For Bill #130577, please go to bit.ly/162Chjj.
For Bill #130718, please go to bit.ly/18VuuHz.
City Finance Director Rob Dubow testified at a recent hearing that Mayor Nutter prefers to follow the state funding package for Philadelphia schools that was approved by the General Assembly in June. Under the state funding plan, the City would extend its existing 1% sales tax (set to expire next June), and use the annual revenue stream to create a sustainable funding source for city schools. The first $120 million generated by the sales tax extension would go to the School District, the next $15 million would pay debt service on a short-term $50 million bond sale for the District's FY14 operations, and any sales tax revenues above that would go to the City's underfunded pension fund.
Cigarette Tax Bill Introduced in State House
State Representative Cherelle Parker (D., Philadelphia) on Friday introduced HB 1751, enabling legislation for a $2-a-pack cigarette tax passed by Philadelphia City Council last spring.
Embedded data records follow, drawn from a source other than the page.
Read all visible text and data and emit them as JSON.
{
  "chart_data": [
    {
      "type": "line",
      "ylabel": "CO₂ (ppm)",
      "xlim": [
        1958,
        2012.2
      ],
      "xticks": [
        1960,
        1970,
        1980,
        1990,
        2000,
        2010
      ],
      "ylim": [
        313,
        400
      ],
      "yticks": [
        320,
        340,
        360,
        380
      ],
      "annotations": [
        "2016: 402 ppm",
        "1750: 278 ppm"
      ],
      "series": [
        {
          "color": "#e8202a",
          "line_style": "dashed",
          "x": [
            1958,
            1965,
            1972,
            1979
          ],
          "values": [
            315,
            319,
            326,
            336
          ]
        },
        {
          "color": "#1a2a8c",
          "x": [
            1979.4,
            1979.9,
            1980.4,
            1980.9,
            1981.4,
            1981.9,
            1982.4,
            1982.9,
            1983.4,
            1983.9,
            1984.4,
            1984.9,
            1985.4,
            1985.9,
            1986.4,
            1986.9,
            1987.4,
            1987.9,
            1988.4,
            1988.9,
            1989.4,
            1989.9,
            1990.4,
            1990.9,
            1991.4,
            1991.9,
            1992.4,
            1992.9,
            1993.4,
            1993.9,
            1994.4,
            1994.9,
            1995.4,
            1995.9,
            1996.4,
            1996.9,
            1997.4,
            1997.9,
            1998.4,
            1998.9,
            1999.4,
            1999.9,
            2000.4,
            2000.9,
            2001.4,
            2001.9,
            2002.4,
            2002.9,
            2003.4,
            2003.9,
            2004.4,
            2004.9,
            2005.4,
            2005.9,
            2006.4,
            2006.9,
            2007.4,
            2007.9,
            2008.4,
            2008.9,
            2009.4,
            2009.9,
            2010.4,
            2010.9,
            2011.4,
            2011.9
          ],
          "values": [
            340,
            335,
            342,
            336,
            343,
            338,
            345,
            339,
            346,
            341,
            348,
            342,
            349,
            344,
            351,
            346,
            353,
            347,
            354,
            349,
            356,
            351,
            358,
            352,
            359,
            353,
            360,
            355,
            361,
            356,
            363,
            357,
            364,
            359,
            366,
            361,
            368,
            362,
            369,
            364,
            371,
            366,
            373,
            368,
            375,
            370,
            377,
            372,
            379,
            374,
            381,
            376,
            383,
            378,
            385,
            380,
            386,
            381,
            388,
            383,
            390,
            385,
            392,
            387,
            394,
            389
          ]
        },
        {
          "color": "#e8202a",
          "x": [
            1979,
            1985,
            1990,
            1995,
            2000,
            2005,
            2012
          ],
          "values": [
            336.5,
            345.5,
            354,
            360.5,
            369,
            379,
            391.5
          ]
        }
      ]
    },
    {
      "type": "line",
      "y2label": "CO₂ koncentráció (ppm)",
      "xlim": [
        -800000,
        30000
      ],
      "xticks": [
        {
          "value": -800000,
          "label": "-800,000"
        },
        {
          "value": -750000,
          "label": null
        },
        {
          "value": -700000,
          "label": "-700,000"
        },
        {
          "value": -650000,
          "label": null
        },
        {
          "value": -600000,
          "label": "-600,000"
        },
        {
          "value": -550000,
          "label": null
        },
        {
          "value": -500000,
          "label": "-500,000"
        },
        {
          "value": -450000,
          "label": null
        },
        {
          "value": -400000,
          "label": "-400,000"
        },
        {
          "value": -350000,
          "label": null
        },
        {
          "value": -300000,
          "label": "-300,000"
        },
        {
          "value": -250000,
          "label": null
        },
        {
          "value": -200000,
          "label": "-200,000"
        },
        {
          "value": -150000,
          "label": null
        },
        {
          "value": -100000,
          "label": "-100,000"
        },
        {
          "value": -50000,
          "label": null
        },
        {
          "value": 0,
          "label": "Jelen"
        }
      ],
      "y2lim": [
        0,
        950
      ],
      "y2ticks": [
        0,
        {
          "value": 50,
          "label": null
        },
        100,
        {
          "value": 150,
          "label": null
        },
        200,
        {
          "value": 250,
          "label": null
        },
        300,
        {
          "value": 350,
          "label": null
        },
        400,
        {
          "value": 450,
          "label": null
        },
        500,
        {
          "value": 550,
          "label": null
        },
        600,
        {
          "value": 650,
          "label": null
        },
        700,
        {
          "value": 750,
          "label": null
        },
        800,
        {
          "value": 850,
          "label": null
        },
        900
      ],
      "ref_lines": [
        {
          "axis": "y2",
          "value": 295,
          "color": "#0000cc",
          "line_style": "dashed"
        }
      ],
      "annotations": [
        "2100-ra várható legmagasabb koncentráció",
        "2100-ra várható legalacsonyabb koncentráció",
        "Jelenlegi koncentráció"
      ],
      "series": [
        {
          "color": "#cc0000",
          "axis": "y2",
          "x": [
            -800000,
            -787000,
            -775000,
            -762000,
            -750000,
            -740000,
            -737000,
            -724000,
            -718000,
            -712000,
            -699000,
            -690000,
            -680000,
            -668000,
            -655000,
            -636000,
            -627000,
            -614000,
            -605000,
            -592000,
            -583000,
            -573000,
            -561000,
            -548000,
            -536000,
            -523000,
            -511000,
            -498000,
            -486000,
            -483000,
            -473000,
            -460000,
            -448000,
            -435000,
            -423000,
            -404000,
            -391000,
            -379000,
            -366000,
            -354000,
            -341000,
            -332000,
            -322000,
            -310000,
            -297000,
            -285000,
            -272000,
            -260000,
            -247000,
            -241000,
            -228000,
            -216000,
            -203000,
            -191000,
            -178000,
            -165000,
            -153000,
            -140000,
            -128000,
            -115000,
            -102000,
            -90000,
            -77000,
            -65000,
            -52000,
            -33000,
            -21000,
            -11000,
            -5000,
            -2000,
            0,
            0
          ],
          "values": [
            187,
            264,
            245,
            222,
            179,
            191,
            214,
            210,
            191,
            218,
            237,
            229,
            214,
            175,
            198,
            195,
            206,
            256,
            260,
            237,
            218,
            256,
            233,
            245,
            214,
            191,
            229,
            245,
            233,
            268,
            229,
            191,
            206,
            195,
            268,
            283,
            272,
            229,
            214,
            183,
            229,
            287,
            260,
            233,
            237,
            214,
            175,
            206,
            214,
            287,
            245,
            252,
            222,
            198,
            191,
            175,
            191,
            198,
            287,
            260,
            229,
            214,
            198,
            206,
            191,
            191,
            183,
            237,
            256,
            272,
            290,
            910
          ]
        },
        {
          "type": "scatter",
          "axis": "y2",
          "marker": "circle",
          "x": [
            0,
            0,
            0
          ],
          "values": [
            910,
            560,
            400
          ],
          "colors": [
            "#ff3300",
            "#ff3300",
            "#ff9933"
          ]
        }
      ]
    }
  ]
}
The tax would provide an estimated $45 million for City schools. The bill is similar to SB 944, introduced last spring by state Senator Anthony H. Williams. That bill was passed by the Senate Finance Committee.
To read the new bill, please go to bit.ly/1agjTVx.
City Tax Collections Mixed in August
City of Philadelphia tax collections were $150.5 million in August, a 0.7% increase over the same month in 2012, according to the Pennsylvania Intergovernmental Cooperation Authority (PICA).
Wage and earnings tax collected was $116.5 million in August, a 5.3% decrease over the previous August.
Real estate transfer tax collected was $13 million in August, a robust 27.5% increase over August 2012.
To read the PICA report, please go to bit.ly/19yepUZ [PDF].
Opening Reception for Philly Green
On Thursday, October 17, from 5:30 p.m. to 7:30 p.m., the Philadelphia Center for Architecture, 1218 Arch Street, will host an opening reception for Philly Green.
Philly Green is a showcase exhibition for the best sustainable design from Philadelphia firms and will be on display from October 1 through November 22.
Explore the diverse range of trend-setting architectural, landscape, commercial, residential, and civic designs being produced today by Philadelphia-area firms and learn how Philadelphia is leading the way to a more sustainable built environment.
The opening reception is free and does not require registration. It will include light refreshments, music, and an opportunity to meet many of the architects and designers represented in the exhibition.
For more information, please go to PhiladelphiaCFA.org.
CPDC Young Professionals to Meet
On Thursday, November 7, from 5:30 p.m. to 7:00 p.m., the CPDC Young Professionals will meet at the Blank Rome Marvin Comisky Conference Center, One Logan Square, 130 North 18th Street, First Floor.
Jerry Sweeney, President and Chief Executive Officer of Brandywine Realty Trust, will be featured and will speak about why his company has invested strongly in Philadelphia and why tax reform is essential for job growth in the City.
Network with other young professionals and enjoy complimentary appetizers along with a wine and beer open bar.
The event is generously sponsored by Brandywine Realty Trust.